I ate half because I wasn't terribly hungry. The chocolate was satisfying. 

There you have it: full disclosure! I pray that this gives you an idea of what an imperfectly healthy day looks like. 

If you want to learn more about balanced nutrition, there are some resources I recommend., read Nancy Clark's Sports Nutrition Guidebook, Mindless Eating & Eating Mindfully. These are great starts to learning more on your own. If you need more guidance get in touch with a professional & make sure they're a Registered Dietitian. Contact me if you have questions. - Coach Emily

Tuesday, May 3, 2016

Training & race day nerves

Since we're coming up on race season, I thought it was time to get real with you about something. 

I've been a runner since the early 90's, a triathlete since 2000 and in the fitness profession since the early 90's (I started in high school). Yet I still have thoughts before I go for a run like this 'I'm not going to be able to do this.' I still get nervous before a triathlon. Sometimes I feel too slow, who can relate?! That's right, your triathlon coach has feelings! 
Before my 1st Olympic distance triathlon.
I was nervous but ended up loving the distance

Before you think if I feel this way then you'll never feel better - let me tell you those thoughts and feelings are fleeting. Very fleeting because I've had years of swim, bike, run, training etc to draw upon. I know I am going to be ok. I know I can go out for a run, even when I don't feel like I can do it, because I've done it countless times. I've done it when I don't want to. I've ran many miles of intense, hot, humid, hilly, tiring miles and came out the other side just fine. Better than fine. Stronger, healthier and feeling great. 
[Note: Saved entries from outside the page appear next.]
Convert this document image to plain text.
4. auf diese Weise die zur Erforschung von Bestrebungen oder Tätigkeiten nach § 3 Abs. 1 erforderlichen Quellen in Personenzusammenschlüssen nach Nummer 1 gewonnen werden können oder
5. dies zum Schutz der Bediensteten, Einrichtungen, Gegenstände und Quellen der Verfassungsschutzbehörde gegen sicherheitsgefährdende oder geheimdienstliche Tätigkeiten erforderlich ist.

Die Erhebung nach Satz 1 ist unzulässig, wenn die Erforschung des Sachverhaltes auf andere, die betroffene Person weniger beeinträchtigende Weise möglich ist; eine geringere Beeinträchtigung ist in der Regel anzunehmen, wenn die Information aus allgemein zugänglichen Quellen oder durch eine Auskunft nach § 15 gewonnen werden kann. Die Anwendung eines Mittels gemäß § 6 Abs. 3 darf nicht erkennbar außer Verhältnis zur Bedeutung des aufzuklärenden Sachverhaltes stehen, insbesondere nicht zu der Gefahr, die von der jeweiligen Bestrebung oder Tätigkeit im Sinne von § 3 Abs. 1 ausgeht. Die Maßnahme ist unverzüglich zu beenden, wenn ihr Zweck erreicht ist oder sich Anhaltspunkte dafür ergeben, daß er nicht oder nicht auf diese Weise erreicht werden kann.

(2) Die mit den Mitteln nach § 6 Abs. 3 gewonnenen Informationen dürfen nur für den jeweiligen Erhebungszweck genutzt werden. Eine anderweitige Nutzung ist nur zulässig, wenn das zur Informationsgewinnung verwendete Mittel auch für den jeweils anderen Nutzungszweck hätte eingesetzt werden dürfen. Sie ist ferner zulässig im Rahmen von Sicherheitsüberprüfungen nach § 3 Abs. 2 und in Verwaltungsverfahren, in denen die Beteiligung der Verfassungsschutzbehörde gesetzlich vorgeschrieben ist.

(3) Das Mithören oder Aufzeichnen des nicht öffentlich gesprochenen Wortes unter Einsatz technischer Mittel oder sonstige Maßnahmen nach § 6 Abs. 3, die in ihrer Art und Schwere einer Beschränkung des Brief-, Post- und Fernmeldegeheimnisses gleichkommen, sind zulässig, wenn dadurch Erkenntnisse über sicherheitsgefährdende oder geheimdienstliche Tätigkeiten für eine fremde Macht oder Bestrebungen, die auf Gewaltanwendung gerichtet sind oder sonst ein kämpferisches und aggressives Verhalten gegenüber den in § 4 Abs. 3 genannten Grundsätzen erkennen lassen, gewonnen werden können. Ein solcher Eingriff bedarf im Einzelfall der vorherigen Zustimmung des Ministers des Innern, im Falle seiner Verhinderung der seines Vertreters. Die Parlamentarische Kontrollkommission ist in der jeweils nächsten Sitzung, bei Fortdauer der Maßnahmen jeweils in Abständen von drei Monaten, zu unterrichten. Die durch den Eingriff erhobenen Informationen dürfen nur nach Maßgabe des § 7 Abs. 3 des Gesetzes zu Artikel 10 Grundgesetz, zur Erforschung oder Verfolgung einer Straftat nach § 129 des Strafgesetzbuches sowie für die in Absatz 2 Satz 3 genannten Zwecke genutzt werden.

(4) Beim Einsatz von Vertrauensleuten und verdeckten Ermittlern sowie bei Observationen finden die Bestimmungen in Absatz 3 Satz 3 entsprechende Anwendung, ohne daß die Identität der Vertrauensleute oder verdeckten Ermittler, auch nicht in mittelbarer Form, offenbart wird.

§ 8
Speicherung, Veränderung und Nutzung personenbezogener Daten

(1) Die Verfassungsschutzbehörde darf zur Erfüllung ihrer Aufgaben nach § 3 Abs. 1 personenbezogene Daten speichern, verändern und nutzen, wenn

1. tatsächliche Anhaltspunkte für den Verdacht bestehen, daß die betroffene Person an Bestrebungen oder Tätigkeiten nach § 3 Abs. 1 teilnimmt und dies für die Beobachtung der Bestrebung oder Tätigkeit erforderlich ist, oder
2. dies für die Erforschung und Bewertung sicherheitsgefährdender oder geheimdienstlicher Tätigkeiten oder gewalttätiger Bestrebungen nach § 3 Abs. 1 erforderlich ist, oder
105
I'm slow but who cares. I give 100% just like everyone does. I'm not a pro so I don't get paid for being fast or winning races. It's all for fun so I've learned to stop worrying and enjoy the ride.

Same goes for swim and bike. Years of doing events has taught me the feelings will come but I don't have to allow them to dictate my actions. I've learned to acknowledge my nerves but let them float past me without negative reaction. Sure it took practice, but it's worth it.
After a chilly half marathon in Indiana

Some people use nervous energy to get them pumped. I don't do that. I let them pass and move on with what I'm doing. They go away pretty quick if you don't feed them. You may be someone that getting pumped up works or maybe not, but whatever you do with your doubts and nerves never believe them. Don't react to the voice in your head telling you that you don't belong at an event, that you won't be able to do it, that you're too fat, too slow, unfit, don't have the right gear, didn't train well...whatever the voices are saying. I guarantee you it's lies. 

Remember that we all get doubts. We all have nerves that come up at the worst possible time. We all occasionally feel out of place or inadequate.  But with practice it gets easier to allow them to come and go, and realize you belong there just like everyone else and that's a great feeling. Keep doing what you love!